37. SCO has obfuscated its claims and has hidden its supposed evidence because the evidence does not demonstrate the breaches and violations that SCO has alleged. Moreover, key developers and influential leaders in the open-source comunity, including leaders of Linux kernel development, have stated publicly that they are prepared immediately to remove any allegedly offending material from the Linux kernel. Rather than permit remediation or mitigation of its alleged injuries (which are non-existent), SCO has declined to reveal the particulars of the alleged violations in order to artificially and improperly inflate the price of its stock.

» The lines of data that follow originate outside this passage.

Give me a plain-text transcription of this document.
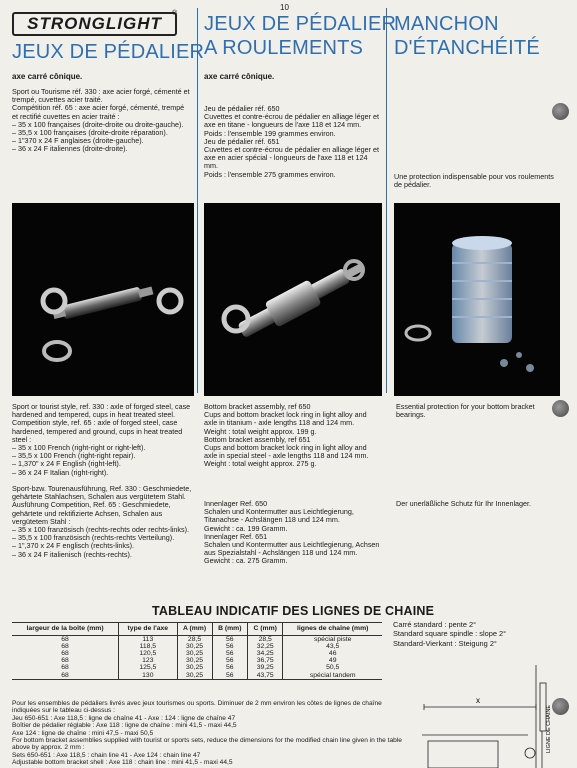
10
STRONGLIGHT
®
JEUX DE PÉDALIER
axe carré cônique.
Sport ou Tourisme réf. 330 : axe acier forgé, cémenté et trempé, cuvettes acier traité.
Compétition réf. 65 : axe acier forgé, cémenté, trempé et rectifié cuvettes en acier traité :
– 35 x 100 françaises (droite-droite ou droite-gauche).
– 35,5 x 100 françaises (droite-droite réparation).
– 1"370 x 24 F anglaises (droite-gauche).
– 36 x 24 F italiennes (droite-droite).
JEUX DE PÉDALIER
A ROULEMENTS
axe carré cônique.
Jeu de pédalier réf. 650
Cuvettes et contre-écrou de pédalier en alliage léger et axe en titane - longueurs de l'axe 118 et 124 mm.
Poids : l'ensemble 199 grammes environ.
Jeu de pédalier réf. 651
Cuvettes et contre-écrou de pédalier en alliage léger et axe en acier spécial - longueurs de l'axe 118 et 124 mm.
Poids : l'ensemble 275 grammes environ.
MANCHON
D'ÉTANCHÉITÉ
Une protection indispensable pour vos roulements de pédalier.
Sport or tourist style, ref. 330 : axle of forged steel, case hardened and tempered, cups in heat treated steel.
Competition style, ref. 65 : axle of forged steel, case hardened, tempered and ground, cups in heat treated steel :
– 35 x 100 French (right-right or right-left).
– 35,5 x 100 French (right-right repair).
– 1,370" x 24 F English (right-left).
– 36 x 24 F Italian (right-right).
Bottom bracket assembly, ref 650
Cups and bottom bracket lock ring in light alloy and axle in titanium - axle lengths 118 and 124 mm.
Weight : total weight approx. 199 g.
Bottom bracket assembly, ref 651
Cups and bottom bracket lock ring in light alloy and axle in special steel - axle lengths 118 and 124 mm.
Weight : total weight approx. 275 g.
Essential protection for your bottom bracket bearings.
Sport-bzw. Tourenausführung, Ref. 330 : Geschmiedete, gehärtete Stahlachsen, Schalen aus vergütetem Stahl.
Ausführung Competition, Ref. 65 : Geschmiedete, gehärtete und rektifizierte Achsen, Schalen aus vergütetem Stahl :
– 35 x 100 französisch (rechts-rechts oder rechts-links).
– 35,5 x 100 französisch (rechts-rechts Verteilung).
– 1",370 x 24 F englisch (rechts-links).
– 36 x 24 F italienisch (rechts-rechts).
Innenlager Ref. 650
Schalen und Kontermutter aus Leichtlegierung, Titanachse - Achslängen 118 und 124 mm.
Gewicht : ca. 199 Gramm.
Innenlager Ref. 651
Schalen und Kontermutter aus Leichtlegierung, Achsen aus Spezialstahl - Achslängen 118 und 124 mm.
Gewicht : ca. 275 Gramm.
Der unerläßliche Schutz für Ihr Innenlager.
TABLEAU INDICATIF DES LIGNES DE CHAINE
largeur de la boîte (mm)	type de l'axe	A (mm)	B (mm)	C (mm)	lignes de chaîne (mm)
68	113	28,5	56	28,5	spécial piste
68	118,5	30,25	56	32,25	43,5
68	120,5	30,25	56	34,25	46
68	123	30,25	56	36,75	49
68	125,5	30,25	56	39,25	50,5
68	130	30,25	56	43,75	spécial tandem
Carré standard : pente 2°
Standard square spindle : slope 2°
Standard-Vierkant : Steigung 2°
x
LIGNE DE CHAINE
Pour les ensembles de pédaliers livrés avec jeux tourismes ou sports. Diminuer de 2 mm environ les côtes de lignes de chaîne indiquées sur le tableau ci-dessus :
Jeu 650-651 : Axe 118,5 : ligne de chaîne 41 - Axe : 124 : ligne de chaîne 47
Boîtier de pédalier réglable : Axe 118 : ligne de chaîne : mini 41,5 - maxi 44,5
Axe 124 : ligne de chaîne : mini 47,5 - maxi 50,5
For bottom bracket assemblies supplied with tourist or sports sets, reduce the dimensions for the modified chain line given in the table above by approx. 2 mm :
Sets 650-651 : Axe 118,5 : chain line 41 - Axe 124 : chain line 47
Adjustable bottom bracket shell : Axe 118 : chain line : mini 41,5 - maxi 44,5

Coming from a company as respected as IBM, that's a serious allegation. If true, it would (or should) mean jail time for key SCO executives. Have they been profiting from the current imbroglio? I don't know, but you can judge for yourself.

August 10, 2003

Why SCO Can't Be Right

Via Larry Lessig, though it's a week and a half old, this essay (83K PDF) by Eben Moglen remains the simplest and clearest summary I've seen of the problems with SCO's Linux lawsuits. Recommended.

July 26, 2003

More on Push-to-Talk

More on the push-to-talk controversy:

Nextel Communications Inc. isn't backing down in the face of yet another challenge to its push-to-talk services from Verizon Wireless.

Verizon's latest complaint filed in federal court objects to Nextel's trademark of the words 'push to talk' and 'PTT.'

Nextel shot back that it is fully secure in the trademarks of those words. 'We are as confident in Nextel's trademark rights for Push To Talk and PTT as we are in our technological leadership. The U.S. Patent and Trademark office's approval of these marks indicate we're not alone in this belief. We're certain the courts will agree, too,' it said in a statement.

Citing a USPTO approval to defend your position is like saying you're good looking because your mother says so. Sure, it may be true, but since almost anyone can say it, it doesn't matter.